Secretary of Housing and Urban Development (HUD) Dr. Ben Carson today discussed how the government and home builders can work together to tackle the nation’s affordability crisis in an address to the National Association of Home Builders (NAHB) Board of Directors during its annual meeting in Las Vegas.
“Few conditions afflict the hearts of Americans as much as a shortage of affordable homes,” said Carson. “By aligning the conditions for increased affordable housing supply with the best interests of home buyers, builders, innovators and regulators, we can unlock the production of more affordable homes for countless American families in the years to come.”

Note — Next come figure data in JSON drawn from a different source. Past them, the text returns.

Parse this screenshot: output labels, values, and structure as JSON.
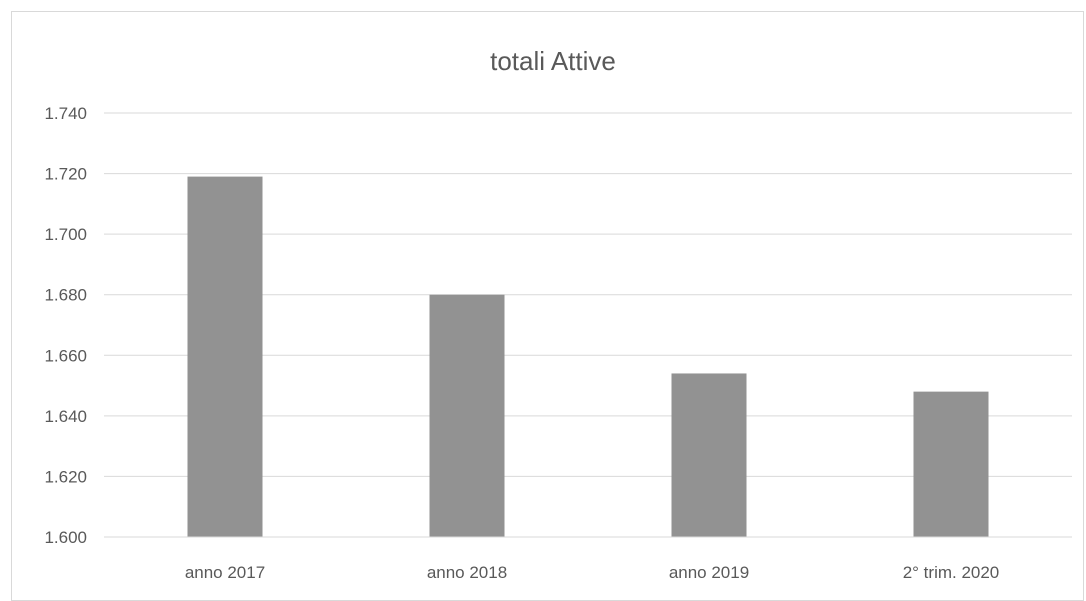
{
  "chart_data": {
    "type": "bar",
    "title": "totali Attive",
    "xlabel": "",
    "ylabel": "",
    "categories": [
      "anno 2017",
      "anno 2018",
      "anno 2019",
      "2° trim. 2020"
    ],
    "values": [
      1719,
      1680,
      1654,
      1648
    ],
    "ylim": [
      1600,
      1740
    ],
    "y_ticks": [
      1600,
      1620,
      1640,
      1660,
      1680,
      1700,
      1720,
      1740
    ],
    "y_tick_labels": [
      "1.600",
      "1.620",
      "1.640",
      "1.660",
      "1.680",
      "1.700",
      "1.720",
      "1.740"
    ],
    "grid": true,
    "legend": "none",
    "bar_color": "#929292"
  }
}
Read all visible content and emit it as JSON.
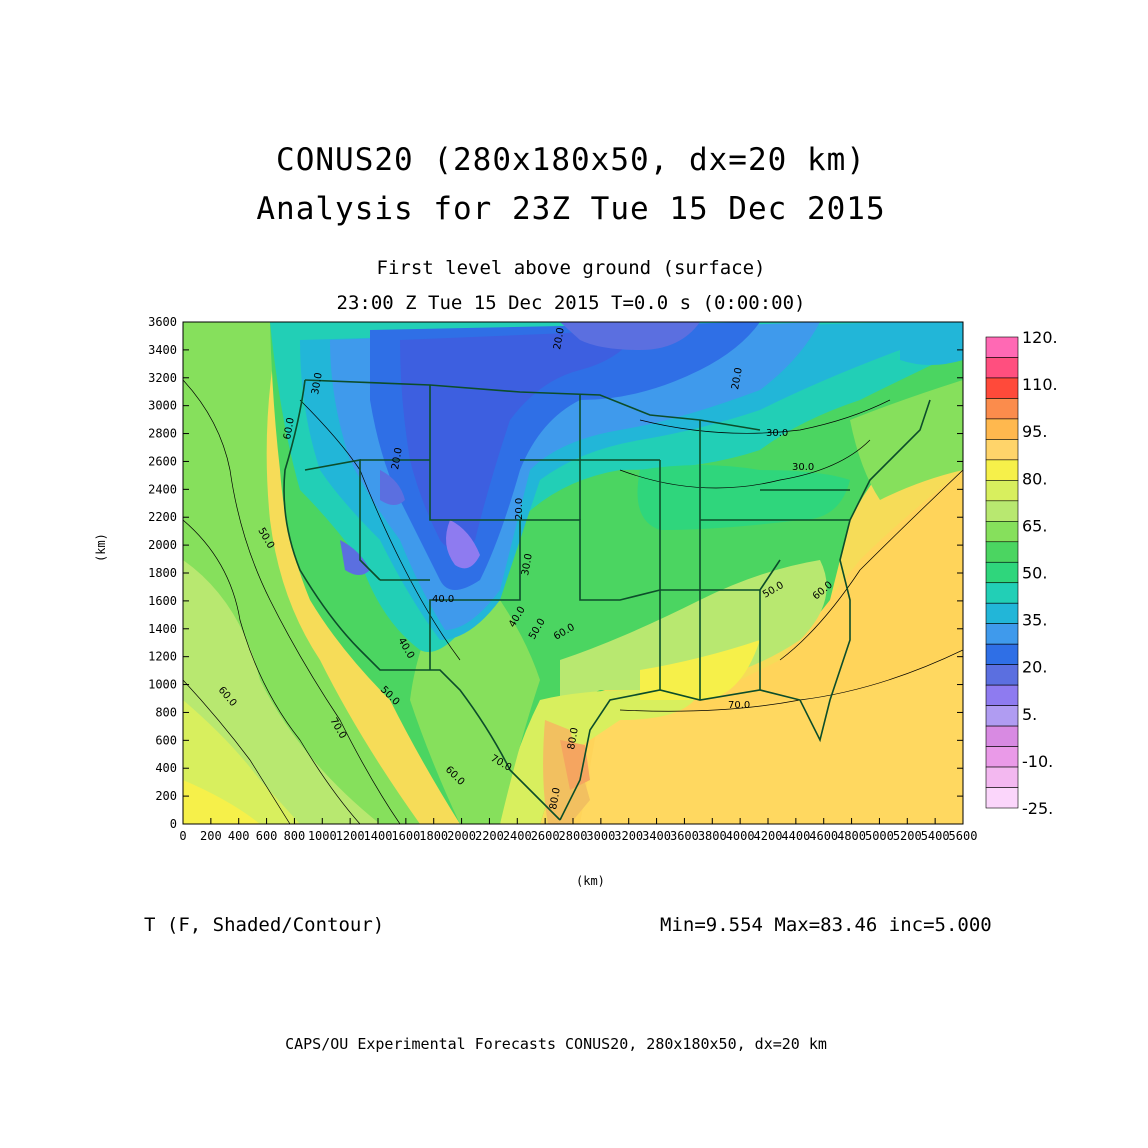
{
  "header": {
    "title_line1": "CONUS20 (280x180x50, dx=20 km)",
    "title_line2": "Analysis for 23Z Tue 15 Dec 2015",
    "subtitle_line1": "First level above ground (surface)",
    "subtitle_line2": "23:00 Z Tue 15 Dec 2015    T=0.0 s (0:00:00)"
  },
  "axes": {
    "x_unit": "(km)",
    "y_unit": "(km)",
    "x_ticks": [
      "0",
      "200",
      "400",
      "600",
      "800",
      "1000",
      "1200",
      "1400",
      "1600",
      "1800",
      "2000",
      "2200",
      "2400",
      "2600",
      "2800",
      "3000",
      "3200",
      "3400",
      "3600",
      "3800",
      "4000",
      "4200",
      "4400",
      "4600",
      "4800",
      "5000",
      "5200",
      "5400",
      "5600"
    ],
    "y_ticks": [
      "0",
      "200",
      "400",
      "600",
      "800",
      "1000",
      "1200",
      "1400",
      "1600",
      "1800",
      "2000",
      "2200",
      "2400",
      "2600",
      "2800",
      "3000",
      "3200",
      "3400",
      "3600"
    ],
    "x_range": [
      0,
      5600
    ],
    "y_range": [
      0,
      3600
    ]
  },
  "colorbar": {
    "labels": [
      "120.",
      "110.",
      "95.",
      "80.",
      "65.",
      "50.",
      "35.",
      "20.",
      "5.",
      "-10.",
      "-25."
    ],
    "colors": [
      "#ff69b4",
      "#ff4f7f",
      "#ff4a3a",
      "#fb8c4c",
      "#ffb84e",
      "#ffd46a",
      "#f6f04a",
      "#d8ef5e",
      "#b8e870",
      "#86e05c",
      "#4bd561",
      "#2fd67c",
      "#22cfb6",
      "#22b6d8",
      "#3f9aec",
      "#2f6fe6",
      "#5b6fe0",
      "#8e7bf0",
      "#b09cf2",
      "#d88ae2",
      "#ea9ae8",
      "#f3b8f0",
      "#fbd6fb"
    ]
  },
  "map": {
    "contour_labels": [
      "30.0",
      "20.0",
      "40.0",
      "50.0",
      "60.0",
      "70.0",
      "80.0",
      "30.0",
      "20.0",
      "20.0",
      "30.0",
      "40.0",
      "50.0",
      "60.0",
      "50.0",
      "60.0",
      "70.0",
      "60.0",
      "50.0",
      "60.0",
      "70.0",
      "80.0",
      "20.0",
      "30.0",
      "40.0"
    ]
  },
  "footer": {
    "field": "T (F, Shaded/Contour)",
    "stats": "Min=9.554 Max=83.46 inc=5.000",
    "credit": "CAPS/OU Experimental Forecasts  CONUS20, 280x180x50, dx=20 km"
  }
}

The HUD secretary stressed the importance of reducing regulatory costs, stating that he often cites NAHB research that shows nearly 25 percent of the cost of a single-family home stems from federal, state and local regulations and that the cost is even higher for multifamily development.
“We are looking into ways that would incentivize local officials to cut back on archaic state and local regulatory barriers, such as outmoded zoning and land use restrictions,” said Carson. “The free market may be guided by an ‘invisible hand,’ but unnecessary government and regulatory barriers act like ‘invisible handcuffs.’ It’s time to untie the hands of our nation’s home builders by putting the ‘free’ back into the free market.”
In a move that will help spur the production of badly needed apartment units, Carson announced that HUD’s Office of Multifamily Housing Programs is expanding the Low Income Housing Tax Credit Pilot Program into the agency’s New Construction and Substantial Rehabilitation loan products with the publication of a new notice. This will make it easier for builders to use FHA-insured loans to finance Low Income Housing Tax Credit projects.
As chairman of the White House Opportunity and Revitalization Council, Carson spoke about opportunities for builders and other private sector participants to invest in opportunity zones, which are designed to incentivize economic development in under-served communities. Developers may use a Qualified Opportunity Zone Fund to help fund projects that could help increase residential housing within the designated opportunity zone.
“Homeownership is the most powerful mechanism for wealth creation in our nation,” said Carson. “Both HUD and NAHB share a common mantra: homes are not just roofs over people’s heads, they are at the heart of building communities. If we continue to align our efforts to ensure safe, fair and affordable housing is within reach for all Americans, we can build a better America with you.”
Before addressing NAHB’s board members, Carson participated in the 75th anniversary of the International Builders’ Show by touring the latest building products and innovations on the exhibit floor.